Monitoring Agents Need Patience, Not Persistence

New research on long-running AI agents shows that the default 'keep acting' loop wastes tokens and misses events. Engineering leaders deploying agents in production need to design for sustained attention, not continuous action.

Anystack Engineering

Most production AI agents are built around a simple loop: think, call a tool, observe, repeat. That works for short tasks. It falls apart the moment an agent is asked to watch a build pipeline, wait for a customer reply, or monitor a deployment for regressions over the next four hours.

A paper published this week, SentinelBench: A Benchmark for Long-Running Monitoring Agents, formalises something engineering teams have been discovering the expensive way. The default agent behaviour — continuous action — is the wrong model for any task that spans more than a few minutes. What's needed instead is sustained attention: the ability to wait quietly, notice when an external event makes progress possible, and respond promptly without burning tokens in the meantime.

This matters because the gap between demo-grade agents and production-grade agents is widening, and monitoring workloads are where the gap shows up first on the invoice.

What the research actually found

SentinelBench evaluates agents on tasks where the right action, most of the time, is no action. Watching a long-running job. Polling for an event that may take hours. Detecting drift in a metric stream. The benchmark separates two failure modes that conventional agent evals collapse together.

The first failure mode is false urgency: agents that keep issuing tool calls, refreshing state, and trying to force progress when the correct behaviour is to wait. This inflates token spend, exhausts rate limits on downstream APIs, and crowds out genuine signals when they do arrive.

The second failure mode is missed events: agents that go quiet but never wake up. Context decays, the model forgets what it was meant to be watching for, and the triggering event passes unnoticed.

The benchmark shows that current frontier models, when given a long-horizon monitoring task, lean heavily toward the first failure mode. They act when they should wait. A 4-hour monitoring task can cost an order of magnitude more than necessary because the agent treats inactivity as a problem to be solved rather than the correct state.

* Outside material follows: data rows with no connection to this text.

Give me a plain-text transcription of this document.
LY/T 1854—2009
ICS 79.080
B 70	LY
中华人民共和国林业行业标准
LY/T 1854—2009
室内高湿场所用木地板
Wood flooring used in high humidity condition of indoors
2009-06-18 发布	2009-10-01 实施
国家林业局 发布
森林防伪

Why this hits enterprise deployments hardest

The agent use cases that enterprise teams are actually building — incident triage assistants, deployment watchers, contract monitoring, fraud review queues — are almost all long-running. They look superficially like the chat-style tasks agents are good at, but the underlying execution profile is fundamentally different.

Three consequences follow.

First, token cost forecasts based on demo workloads are wrong by 5–20x. The Cloudflare team made this point sharply in their recent post on AI Gateway spend limits, where they observed runaway token bills as the primary support issue from customers running agents in production. Spend caps are a backstop, not a fix.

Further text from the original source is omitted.